Yamanaka  worked at the Gladstone Institute of San Francisco and Nara Institute of Science and Technology in Japan. He is currently at Kyoto University and is attached to the Gladstone Institute. Yamanaka is the first Japanese scientist to win the Nobel Prize in Medicine since 1987.

When asked how he was going to celebrate, Gurdon said he was invited to the late-afternoon cocktail at 6pm. "I absolutely intend to participate in the toast," he said firmly. He told of his skepticism, on the occasion of the congratulatory call received from Stockholm, explaining that "the call came from someone in Sweden, and his immediate reaction was:` Is it true or is someone making fun of me? Yamanaka said he was honored to share the award with Gurdon "because without his work, which he published 50 years ago - in the year of his birth - and his researches, I would never have done this and we would have never studied on this project. "Yamanaka interviewed, said he did not yet know what he was going to celebrate. "I just need some beer," he said, speaking in videoconference from Japan to thank his colleagues in San Francisco for their support. The choice of Yamanaka as a Nobel winner, just six years after his discovery is unusual.

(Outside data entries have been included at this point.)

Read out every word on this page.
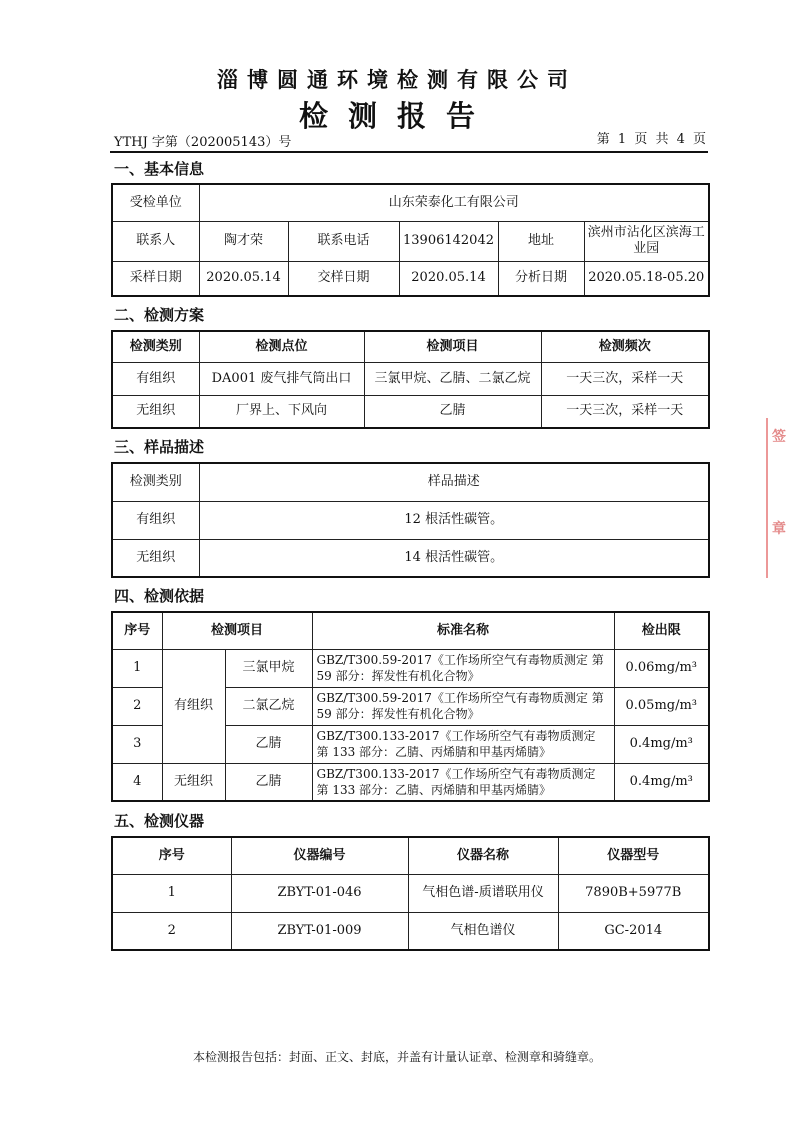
淄博圆通环境检测有限公司
检测报告
YTHJ 字第（202005143）号	第 1 页 共 4 页
签
章
一、基本信息
受检单位	山东荣泰化工有限公司				
联系人	陶才荣	联系电话	13906142042	地址	滨州市沾化区滨海工业园
采样日期	2020.05.14	交样日期	2020.05.14	分析日期	2020.05.18-05.20
二、检测方案
检测类别	检测点位	检测项目	检测频次
有组织	DA001 废气排气筒出口	三氯甲烷、乙腈、二氯乙烷	一天三次，采样一天
无组织	厂界上、下风向	乙腈	一天三次，采样一天
三、样品描述
检测类别	样品描述
有组织	12 根活性碳管。
无组织	14 根活性碳管。
四、检测依据
序号	检测项目		标准名称	检出限
1	有组织	三氯甲烷	GBZ/T300.59-2017《工作场所空气有毒物质测定 第 59 部分：挥发性有机化合物》	0.06mg/m³
2		二氯乙烷	GBZ/T300.59-2017《工作场所空气有毒物质测定 第 59 部分：挥发性有机化合物》	0.05mg/m³
3		乙腈	GBZ/T300.133-2017《工作场所空气有毒物质测定 第 133 部分：乙腈、丙烯腈和甲基丙烯腈》	0.4mg/m³
4	无组织	乙腈	GBZ/T300.133-2017《工作场所空气有毒物质测定 第 133 部分：乙腈、丙烯腈和甲基丙烯腈》	0.4mg/m³
五、检测仪器
序号	仪器编号	仪器名称	仪器型号
1	ZBYT-01-046	气相色谱-质谱联用仪	7890B+5977B
2	ZBYT-01-009	气相色谱仪	GC-2014
本检测报告包括：封面、正文、封底，并盖有计量认证章、检测章和骑缝章。
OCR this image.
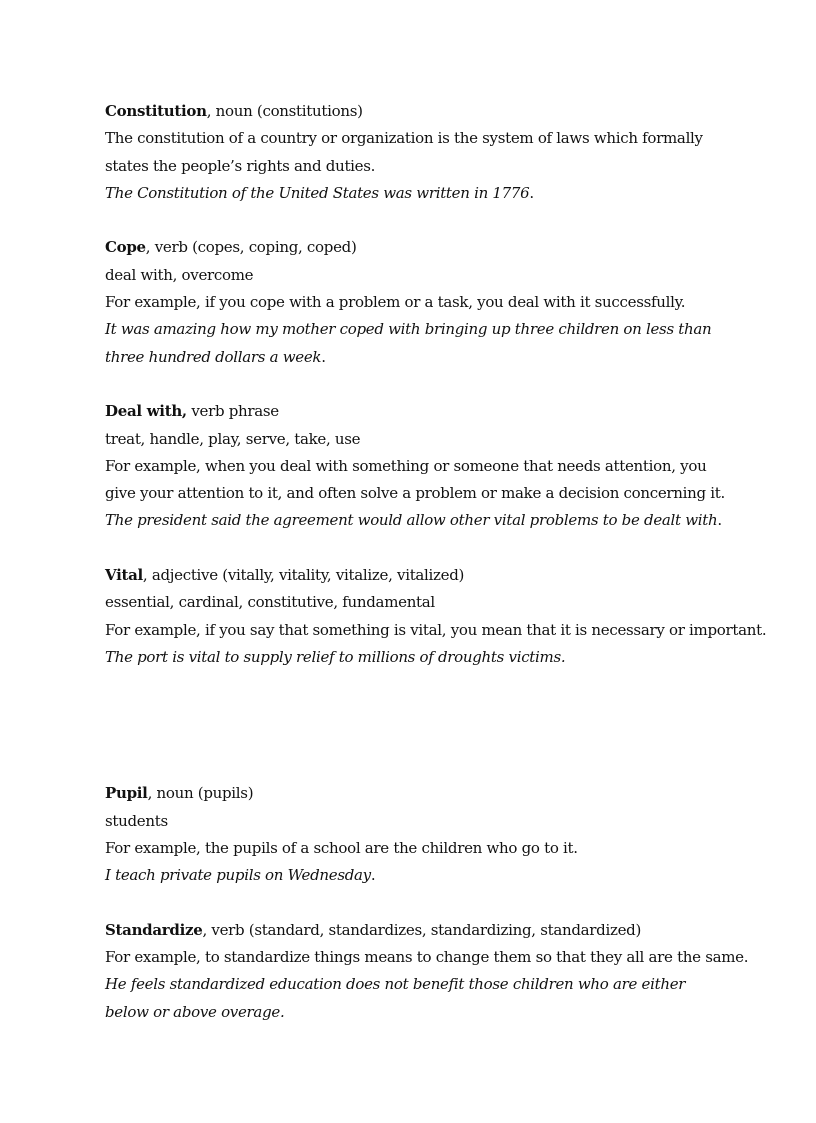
Constitution, noun (constitutions)
The constitution of a country or organization is the system of laws which formally states the people’s rights and duties.
The Constitution of the United States was written in 1776.
Cope, verb (copes, coping, coped)
deal with, overcome
For example, if you cope with a problem or a task, you deal with it successfully.
It was amazing how my mother coped with bringing up three children on less than three hundred dollars a week.
Deal with, verb phrase
treat, handle, play, serve, take, use
For example, when you deal with something or someone that needs attention, you give your attention to it, and often solve a problem or make a decision concerning it.
The president said the agreement would allow other vital problems to be dealt with.
Vital, adjective (vitally, vitality, vitalize, vitalized)
essential, cardinal, constitutive, fundamental
For example, if you say that something is vital, you mean that it is necessary or important.
The port is vital to supply relief to millions of droughts victims.
Pupil, noun (pupils)
students
For example, the pupils of a school are the children who go to it.
I teach private pupils on Wednesday.
Standardize, verb (standard, standardizes, standardizing, standardized)
For example, to standardize things means to change them so that they all are the same.
He feels standardized education does not benefit those children who are either below or above overage.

The Nobel Committees in general, reward research done more than a decade before, to ensure that this has stood the test of time. However, in 2010, the Nobel Prize in physics went to two researchers whose findings were also published six years earlier. In 2006, the two American scientists won the medicine award eight years after their work was published. A member of the Nobel Prize committee, Juleen Zierath said that the findings of Gurdon and Yamanaka, which also brought them a Lasker prize for basic research in 2009, competes "immense potential", including several treatments in of development for Parkinson's disease and diabetes, as cells that produce insulin can be obtained. However, he added that the therapeutic implications are still far away.